Molecular beam mass spectrometry measurements of vibrationally excited N2 in the effluent of an atmospheric plasma jet: a comparison with a state-to-state kinetic model

Vibrationally excited N-2 molecules are suggested to be one of the possible key species responsible for the observed synergistic effects in plasma catalysis for NH3 synthesis. To assess the impact of vibrationally excited species in plasma-catalysis, quantitative measurements near interfaces are required, which remains challenging. In this letter, we report spatially resolved measurements of vibrationally excited N-2 in the effluent of an atmospheric pressure plasma jet by molecular beam mass spectrometry (MBMS).

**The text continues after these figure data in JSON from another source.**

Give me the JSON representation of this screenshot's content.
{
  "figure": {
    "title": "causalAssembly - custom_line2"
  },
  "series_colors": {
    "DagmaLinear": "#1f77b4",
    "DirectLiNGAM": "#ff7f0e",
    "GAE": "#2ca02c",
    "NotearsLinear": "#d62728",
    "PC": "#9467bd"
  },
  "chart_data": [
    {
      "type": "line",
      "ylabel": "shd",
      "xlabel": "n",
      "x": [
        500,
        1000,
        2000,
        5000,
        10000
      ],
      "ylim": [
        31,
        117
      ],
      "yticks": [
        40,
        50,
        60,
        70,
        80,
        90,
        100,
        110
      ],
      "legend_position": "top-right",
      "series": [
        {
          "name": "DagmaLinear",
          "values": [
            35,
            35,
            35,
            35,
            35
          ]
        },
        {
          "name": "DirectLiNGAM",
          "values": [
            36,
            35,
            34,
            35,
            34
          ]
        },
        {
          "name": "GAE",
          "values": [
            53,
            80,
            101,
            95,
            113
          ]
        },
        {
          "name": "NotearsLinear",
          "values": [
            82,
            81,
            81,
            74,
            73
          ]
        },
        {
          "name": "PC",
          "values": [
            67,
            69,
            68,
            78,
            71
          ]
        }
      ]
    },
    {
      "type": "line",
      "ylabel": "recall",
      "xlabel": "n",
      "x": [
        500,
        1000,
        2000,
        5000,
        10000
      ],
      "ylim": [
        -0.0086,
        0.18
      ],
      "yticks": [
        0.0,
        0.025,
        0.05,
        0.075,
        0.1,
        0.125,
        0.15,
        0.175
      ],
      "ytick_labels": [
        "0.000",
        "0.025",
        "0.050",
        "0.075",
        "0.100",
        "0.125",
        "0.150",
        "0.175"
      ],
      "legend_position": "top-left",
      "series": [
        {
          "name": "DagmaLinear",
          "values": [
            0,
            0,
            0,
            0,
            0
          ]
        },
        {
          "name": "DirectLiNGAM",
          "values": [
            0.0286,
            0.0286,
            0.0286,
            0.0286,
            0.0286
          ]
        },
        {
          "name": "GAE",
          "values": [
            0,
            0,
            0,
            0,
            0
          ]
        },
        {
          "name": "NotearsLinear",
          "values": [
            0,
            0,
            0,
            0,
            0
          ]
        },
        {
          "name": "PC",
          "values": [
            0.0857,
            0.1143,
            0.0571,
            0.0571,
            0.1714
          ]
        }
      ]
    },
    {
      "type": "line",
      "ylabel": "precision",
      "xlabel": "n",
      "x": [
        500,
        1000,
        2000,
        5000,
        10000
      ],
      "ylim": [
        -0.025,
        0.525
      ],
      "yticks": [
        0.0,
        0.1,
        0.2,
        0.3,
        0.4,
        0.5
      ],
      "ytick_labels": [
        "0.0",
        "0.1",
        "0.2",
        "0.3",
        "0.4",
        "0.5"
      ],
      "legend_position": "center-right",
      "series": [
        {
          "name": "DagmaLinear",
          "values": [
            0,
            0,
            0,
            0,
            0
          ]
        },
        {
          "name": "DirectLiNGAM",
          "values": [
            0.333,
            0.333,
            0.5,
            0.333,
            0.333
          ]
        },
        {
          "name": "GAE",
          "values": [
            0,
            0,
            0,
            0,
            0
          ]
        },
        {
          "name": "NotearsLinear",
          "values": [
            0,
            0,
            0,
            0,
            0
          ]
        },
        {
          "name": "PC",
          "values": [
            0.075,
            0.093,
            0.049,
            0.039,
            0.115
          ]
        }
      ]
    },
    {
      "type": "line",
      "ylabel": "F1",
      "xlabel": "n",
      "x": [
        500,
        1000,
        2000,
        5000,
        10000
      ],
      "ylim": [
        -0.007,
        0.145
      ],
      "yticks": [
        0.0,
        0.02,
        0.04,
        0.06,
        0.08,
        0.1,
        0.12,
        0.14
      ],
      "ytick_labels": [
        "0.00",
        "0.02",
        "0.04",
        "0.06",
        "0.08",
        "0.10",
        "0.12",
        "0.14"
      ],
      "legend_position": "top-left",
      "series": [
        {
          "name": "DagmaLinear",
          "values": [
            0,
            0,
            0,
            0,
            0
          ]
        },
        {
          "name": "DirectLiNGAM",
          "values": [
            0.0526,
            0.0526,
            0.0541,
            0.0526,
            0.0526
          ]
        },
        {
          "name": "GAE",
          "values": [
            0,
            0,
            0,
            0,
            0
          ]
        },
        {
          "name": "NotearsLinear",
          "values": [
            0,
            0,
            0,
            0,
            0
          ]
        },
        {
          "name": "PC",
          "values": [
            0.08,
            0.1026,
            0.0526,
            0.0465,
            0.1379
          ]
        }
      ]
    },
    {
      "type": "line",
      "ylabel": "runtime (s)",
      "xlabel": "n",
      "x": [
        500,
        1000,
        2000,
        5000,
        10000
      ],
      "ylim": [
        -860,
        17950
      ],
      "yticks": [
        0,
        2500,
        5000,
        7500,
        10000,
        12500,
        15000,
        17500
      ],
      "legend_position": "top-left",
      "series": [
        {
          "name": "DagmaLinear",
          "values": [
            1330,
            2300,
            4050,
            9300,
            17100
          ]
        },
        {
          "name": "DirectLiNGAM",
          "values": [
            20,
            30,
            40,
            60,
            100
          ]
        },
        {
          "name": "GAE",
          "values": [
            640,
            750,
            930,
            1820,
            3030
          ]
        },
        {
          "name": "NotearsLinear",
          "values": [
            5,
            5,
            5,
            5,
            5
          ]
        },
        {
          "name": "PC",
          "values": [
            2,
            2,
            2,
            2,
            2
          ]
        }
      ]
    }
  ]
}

The mass spectrometry signals as a function of electron energy of the ionizer were fitted with the effective electron-impact ionization cross section of N-2(v) considering the vibrational distribution function as determined by a detailed vibrational level resolved plasma kinetic calculation. The reported method presented in this letter shows the capability of MBMS to measure vibrationally excited species of N-2 near interfaces when the vibrational distribution function is known or assumed and shows excellent agreement with state-to-state kinetic models of N-2(v).

Automated summary

This letter reports the spatially resolved measurements of vibrationally excited N-2 in the effluent of an atmospheric pressure plasma jet using molecular beam mass spectrometry (MBMS). The results show the capability of MBMS to accurately measure vibrationally excited species near interfaces.